Abstract:
Background:
Melanoma is diagnosed as either in situ or invasive disease. The relationship between in situ and invasive melanoma is unclear. If every in situ lesion is an early stage of invasive melanoma, diagnosis and removal of in situ melanoma should reduce the incidence of invasive melanoma and ultimately mortality from this disease. However, if disease progression is more complex, the excision of an early lesion may not prevent more advanced disease and may represent overdiagnosis.
Aim:
To compare the epidemiology of in situ melanoma and invasive melanoma in order to obtain a better understanding of the natural history of these diseases and their relationship to each other.
Method:
A systematic review (Part I) was carried out to describe the methods and results of published epidemiological studies that have compared the incidence, trends and characteristics of in situ and invasive melanoma.
A population-based cohort study (Part II) of people identified from the New Zealand Cancer Registry (NZCR) who had been diagnosed with either in situ or invasive melanoma between 2001 and 2017 was conducted. The in situ and invasive melanoma data were compared in terms of incidence of the two disease, trends and key patient’s characteristics (age at diagnosis, sex, body site, ethnicity and geography).

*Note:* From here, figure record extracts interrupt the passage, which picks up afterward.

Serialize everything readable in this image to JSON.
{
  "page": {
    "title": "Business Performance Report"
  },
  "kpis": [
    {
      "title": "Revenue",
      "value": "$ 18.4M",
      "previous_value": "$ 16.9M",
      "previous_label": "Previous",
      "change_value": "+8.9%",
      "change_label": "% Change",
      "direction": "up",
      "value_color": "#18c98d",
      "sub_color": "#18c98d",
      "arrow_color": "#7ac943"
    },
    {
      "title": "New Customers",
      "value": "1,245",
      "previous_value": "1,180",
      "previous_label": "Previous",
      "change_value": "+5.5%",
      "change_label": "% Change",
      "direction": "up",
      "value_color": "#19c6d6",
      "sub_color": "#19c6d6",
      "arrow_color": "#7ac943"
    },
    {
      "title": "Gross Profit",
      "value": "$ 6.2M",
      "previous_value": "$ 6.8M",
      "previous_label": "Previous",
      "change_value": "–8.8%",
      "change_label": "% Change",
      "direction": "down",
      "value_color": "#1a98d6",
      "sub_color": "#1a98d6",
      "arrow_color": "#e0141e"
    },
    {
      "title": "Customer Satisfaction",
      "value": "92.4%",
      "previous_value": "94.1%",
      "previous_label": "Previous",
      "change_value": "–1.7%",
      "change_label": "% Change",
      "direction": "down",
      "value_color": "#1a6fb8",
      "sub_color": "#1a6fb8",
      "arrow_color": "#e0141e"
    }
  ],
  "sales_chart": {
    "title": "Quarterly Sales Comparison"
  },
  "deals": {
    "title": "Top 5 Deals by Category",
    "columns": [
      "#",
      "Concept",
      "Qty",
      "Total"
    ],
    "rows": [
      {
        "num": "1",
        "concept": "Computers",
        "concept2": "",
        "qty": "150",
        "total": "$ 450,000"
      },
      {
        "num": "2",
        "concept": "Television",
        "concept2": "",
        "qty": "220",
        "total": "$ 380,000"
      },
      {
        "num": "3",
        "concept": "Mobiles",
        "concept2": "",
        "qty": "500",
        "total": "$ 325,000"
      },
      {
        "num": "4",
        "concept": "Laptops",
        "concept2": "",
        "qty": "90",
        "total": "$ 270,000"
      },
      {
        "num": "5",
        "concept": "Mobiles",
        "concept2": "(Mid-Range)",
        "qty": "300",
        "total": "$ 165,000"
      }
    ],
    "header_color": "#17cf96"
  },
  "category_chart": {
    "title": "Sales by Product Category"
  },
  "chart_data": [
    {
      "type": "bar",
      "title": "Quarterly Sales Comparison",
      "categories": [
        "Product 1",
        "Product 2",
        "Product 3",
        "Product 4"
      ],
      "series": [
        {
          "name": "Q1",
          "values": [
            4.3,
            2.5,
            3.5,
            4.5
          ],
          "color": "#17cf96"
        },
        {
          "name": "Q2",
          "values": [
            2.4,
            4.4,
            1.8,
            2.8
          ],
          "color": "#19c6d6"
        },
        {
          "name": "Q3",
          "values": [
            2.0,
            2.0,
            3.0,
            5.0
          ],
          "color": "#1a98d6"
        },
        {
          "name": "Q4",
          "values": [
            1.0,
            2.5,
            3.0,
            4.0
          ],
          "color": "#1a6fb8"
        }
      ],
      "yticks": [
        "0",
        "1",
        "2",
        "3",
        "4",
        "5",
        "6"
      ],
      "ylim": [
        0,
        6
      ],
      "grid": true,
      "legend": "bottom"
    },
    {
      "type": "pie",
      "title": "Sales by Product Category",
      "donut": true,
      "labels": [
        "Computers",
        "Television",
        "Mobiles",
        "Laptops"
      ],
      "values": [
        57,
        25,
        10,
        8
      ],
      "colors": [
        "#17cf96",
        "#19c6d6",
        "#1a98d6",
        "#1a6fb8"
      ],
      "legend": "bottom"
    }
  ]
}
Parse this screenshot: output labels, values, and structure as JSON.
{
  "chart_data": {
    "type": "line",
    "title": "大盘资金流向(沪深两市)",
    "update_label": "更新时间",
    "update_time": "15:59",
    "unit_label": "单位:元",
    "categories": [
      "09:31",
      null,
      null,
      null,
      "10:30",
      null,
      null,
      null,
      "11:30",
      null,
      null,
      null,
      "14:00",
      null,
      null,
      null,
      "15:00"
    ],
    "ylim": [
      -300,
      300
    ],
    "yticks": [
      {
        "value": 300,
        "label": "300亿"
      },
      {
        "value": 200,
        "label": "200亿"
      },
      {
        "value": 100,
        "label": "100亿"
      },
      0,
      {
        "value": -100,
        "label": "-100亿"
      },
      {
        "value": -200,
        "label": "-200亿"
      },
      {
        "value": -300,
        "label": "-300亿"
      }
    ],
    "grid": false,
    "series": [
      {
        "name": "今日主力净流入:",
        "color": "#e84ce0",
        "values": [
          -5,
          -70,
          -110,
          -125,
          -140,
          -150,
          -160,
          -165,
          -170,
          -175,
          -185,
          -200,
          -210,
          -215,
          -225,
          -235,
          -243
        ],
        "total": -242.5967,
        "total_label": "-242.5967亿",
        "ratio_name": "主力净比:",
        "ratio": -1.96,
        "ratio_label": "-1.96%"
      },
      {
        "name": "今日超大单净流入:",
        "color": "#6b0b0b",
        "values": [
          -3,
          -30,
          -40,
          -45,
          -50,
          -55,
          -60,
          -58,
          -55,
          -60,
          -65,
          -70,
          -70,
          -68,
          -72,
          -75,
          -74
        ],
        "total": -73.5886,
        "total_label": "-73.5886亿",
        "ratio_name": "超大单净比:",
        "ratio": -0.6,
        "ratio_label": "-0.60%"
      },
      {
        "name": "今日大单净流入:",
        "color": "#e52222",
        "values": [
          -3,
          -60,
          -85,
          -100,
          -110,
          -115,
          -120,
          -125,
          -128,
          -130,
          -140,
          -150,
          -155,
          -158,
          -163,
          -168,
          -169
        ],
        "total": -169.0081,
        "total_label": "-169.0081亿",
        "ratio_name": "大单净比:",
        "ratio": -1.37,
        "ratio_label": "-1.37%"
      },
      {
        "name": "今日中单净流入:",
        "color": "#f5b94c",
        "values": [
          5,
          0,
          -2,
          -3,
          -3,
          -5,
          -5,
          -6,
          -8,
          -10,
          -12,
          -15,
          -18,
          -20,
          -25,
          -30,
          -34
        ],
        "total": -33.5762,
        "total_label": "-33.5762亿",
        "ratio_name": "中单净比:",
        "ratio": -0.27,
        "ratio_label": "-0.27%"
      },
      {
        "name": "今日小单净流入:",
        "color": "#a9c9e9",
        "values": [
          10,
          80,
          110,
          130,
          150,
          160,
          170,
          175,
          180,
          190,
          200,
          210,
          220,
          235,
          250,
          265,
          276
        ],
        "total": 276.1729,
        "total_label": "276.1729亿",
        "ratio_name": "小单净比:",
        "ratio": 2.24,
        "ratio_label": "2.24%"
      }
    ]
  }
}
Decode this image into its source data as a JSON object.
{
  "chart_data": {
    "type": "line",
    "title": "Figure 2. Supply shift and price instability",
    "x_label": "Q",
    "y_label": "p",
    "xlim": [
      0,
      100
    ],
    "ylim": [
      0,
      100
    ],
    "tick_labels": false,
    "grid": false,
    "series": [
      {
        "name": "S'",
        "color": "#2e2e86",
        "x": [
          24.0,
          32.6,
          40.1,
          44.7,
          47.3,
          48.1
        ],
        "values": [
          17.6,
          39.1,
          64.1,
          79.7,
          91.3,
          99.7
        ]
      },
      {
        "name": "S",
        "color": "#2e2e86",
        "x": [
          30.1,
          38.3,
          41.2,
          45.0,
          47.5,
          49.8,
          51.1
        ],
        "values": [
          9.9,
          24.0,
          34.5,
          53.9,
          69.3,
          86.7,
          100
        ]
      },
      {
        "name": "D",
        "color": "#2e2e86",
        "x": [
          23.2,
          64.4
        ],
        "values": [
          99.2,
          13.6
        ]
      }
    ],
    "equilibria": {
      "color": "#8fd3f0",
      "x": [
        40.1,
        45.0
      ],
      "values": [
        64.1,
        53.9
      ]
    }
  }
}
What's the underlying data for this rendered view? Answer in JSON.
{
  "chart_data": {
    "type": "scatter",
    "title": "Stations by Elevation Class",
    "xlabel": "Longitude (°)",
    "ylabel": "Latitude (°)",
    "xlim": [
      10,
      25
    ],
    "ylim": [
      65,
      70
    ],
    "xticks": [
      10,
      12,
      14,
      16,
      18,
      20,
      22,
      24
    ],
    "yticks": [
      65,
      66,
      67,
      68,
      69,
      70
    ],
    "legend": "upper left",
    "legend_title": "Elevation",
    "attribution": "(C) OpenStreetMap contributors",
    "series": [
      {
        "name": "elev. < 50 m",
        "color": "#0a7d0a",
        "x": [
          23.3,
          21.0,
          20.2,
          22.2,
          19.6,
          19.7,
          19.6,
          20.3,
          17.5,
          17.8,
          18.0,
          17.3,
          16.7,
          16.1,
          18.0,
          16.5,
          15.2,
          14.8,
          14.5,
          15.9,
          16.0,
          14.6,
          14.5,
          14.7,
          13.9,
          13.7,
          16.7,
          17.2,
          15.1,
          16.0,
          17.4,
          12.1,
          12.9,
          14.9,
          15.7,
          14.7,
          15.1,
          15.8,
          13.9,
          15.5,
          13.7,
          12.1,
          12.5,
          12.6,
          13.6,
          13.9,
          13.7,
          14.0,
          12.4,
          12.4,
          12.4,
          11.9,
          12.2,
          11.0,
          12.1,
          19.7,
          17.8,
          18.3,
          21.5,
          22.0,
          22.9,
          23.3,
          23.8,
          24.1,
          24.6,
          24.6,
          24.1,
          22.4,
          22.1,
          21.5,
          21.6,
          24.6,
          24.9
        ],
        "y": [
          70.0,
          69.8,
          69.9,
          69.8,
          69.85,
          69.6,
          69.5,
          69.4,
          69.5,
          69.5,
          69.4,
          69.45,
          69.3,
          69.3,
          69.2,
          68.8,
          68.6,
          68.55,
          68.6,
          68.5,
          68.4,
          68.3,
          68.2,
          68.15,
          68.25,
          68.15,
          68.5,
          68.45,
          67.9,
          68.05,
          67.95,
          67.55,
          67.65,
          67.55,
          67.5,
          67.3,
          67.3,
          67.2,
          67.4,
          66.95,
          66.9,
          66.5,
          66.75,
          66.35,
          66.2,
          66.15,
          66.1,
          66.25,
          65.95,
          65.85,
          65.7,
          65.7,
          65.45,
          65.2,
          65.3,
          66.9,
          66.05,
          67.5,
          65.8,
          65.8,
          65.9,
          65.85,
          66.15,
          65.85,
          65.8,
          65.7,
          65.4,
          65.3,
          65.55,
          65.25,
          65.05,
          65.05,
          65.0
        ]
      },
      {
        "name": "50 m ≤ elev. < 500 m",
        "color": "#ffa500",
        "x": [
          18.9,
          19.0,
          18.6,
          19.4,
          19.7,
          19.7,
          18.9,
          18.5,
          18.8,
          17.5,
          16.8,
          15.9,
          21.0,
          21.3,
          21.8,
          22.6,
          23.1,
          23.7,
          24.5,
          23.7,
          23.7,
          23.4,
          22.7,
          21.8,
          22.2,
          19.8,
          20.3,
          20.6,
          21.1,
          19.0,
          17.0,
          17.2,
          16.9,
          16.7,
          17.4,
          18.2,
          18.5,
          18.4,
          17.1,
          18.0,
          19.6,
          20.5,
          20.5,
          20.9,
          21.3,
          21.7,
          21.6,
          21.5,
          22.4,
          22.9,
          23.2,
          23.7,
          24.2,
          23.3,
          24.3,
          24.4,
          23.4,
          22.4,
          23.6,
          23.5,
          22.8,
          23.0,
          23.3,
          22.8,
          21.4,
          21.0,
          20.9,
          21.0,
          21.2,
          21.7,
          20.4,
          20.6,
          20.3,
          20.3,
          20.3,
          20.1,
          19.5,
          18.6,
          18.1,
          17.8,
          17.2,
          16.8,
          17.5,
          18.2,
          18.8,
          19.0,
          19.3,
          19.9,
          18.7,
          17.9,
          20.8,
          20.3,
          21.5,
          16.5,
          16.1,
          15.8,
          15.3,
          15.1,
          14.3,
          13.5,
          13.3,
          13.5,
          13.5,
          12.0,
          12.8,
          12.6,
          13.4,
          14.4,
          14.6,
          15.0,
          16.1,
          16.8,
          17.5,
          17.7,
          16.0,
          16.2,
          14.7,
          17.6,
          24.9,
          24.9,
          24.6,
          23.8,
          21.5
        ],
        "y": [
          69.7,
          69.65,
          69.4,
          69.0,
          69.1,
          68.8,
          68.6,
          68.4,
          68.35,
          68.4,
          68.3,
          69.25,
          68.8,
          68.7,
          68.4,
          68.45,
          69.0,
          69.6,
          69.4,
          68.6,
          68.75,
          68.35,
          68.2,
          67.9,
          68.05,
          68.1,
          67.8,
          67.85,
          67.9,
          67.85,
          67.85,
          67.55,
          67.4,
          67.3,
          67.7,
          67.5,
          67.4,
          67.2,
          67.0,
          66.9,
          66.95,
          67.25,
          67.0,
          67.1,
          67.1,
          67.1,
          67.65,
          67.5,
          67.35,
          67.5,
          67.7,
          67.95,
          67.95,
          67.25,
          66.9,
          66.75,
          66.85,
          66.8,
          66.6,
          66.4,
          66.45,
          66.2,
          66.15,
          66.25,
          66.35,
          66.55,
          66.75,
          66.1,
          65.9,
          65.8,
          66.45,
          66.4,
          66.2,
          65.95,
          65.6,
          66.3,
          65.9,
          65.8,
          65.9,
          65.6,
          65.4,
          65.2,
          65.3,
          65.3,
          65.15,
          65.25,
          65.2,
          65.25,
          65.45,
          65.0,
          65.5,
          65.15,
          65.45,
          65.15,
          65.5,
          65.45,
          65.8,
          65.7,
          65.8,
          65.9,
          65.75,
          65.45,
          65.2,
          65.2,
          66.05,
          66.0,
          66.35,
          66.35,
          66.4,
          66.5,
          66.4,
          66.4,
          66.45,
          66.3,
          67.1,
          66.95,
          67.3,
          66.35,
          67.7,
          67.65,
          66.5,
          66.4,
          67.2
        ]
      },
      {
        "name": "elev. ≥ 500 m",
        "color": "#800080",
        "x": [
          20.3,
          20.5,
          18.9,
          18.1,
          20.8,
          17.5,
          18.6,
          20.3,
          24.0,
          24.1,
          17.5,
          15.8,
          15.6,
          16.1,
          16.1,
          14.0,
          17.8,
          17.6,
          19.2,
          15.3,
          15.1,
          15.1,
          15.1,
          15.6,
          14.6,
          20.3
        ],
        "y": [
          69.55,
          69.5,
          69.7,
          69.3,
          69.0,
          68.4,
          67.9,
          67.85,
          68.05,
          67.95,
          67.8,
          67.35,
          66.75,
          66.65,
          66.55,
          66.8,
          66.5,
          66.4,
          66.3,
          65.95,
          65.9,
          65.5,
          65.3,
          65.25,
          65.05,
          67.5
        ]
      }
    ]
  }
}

In addition, the risk of invasive melanoma among those with in situ melanoma was assessed with survival analysis and observed and expected invasive melanoma were compared in this subgroup.
Results:
The systematic review noted a wide use of age-standardised incidence rate and annual percentage change to describe the incidence trend of in situ and invasive melanoma. Various univariate and multivariate analysis methods were employed to determine the similarities or differences between in situ and invasive melanoma by patient characteristics. The systematic review found a dramatic increase in the incidence of in situ melanoma with
no obvious decline in that of of invasive melanoma globally. Patients with in situ melanoma tended to be younger than those with invasive melanoma, and there were differences in in situ and invasive melanoma by ethnicity for incidence trends, but no consistent patterns in the two conditions were observed by sex or body site.
In New Zealand, the incidence of in situ melanoma was found to have increased annually by 3.77% whereas that of invasive melanoma was relatively stable over the study period (annual increase 0.04%). In situ and invasive melanoma were similar in terms of patient sex and ethnicity, but differed by body site. It was difficult to compare in situ and invasive melanoma by age at diagnosis because this was highly influenced by body site and sex. The observed risk of invasive melanoma among patients with in situ melanoma was four times higher than that expected among the general population. The cumulative risk of invasive melanoma among patients with in situ melanoma was 5.6% at 5 years and 9.46% at 10 years.
Conclusion:
The relationship between in situ and invasive melanoma is complex. Not every in situ lesion was a precursor of invasive melanoma, but some did progress to invasive lesions.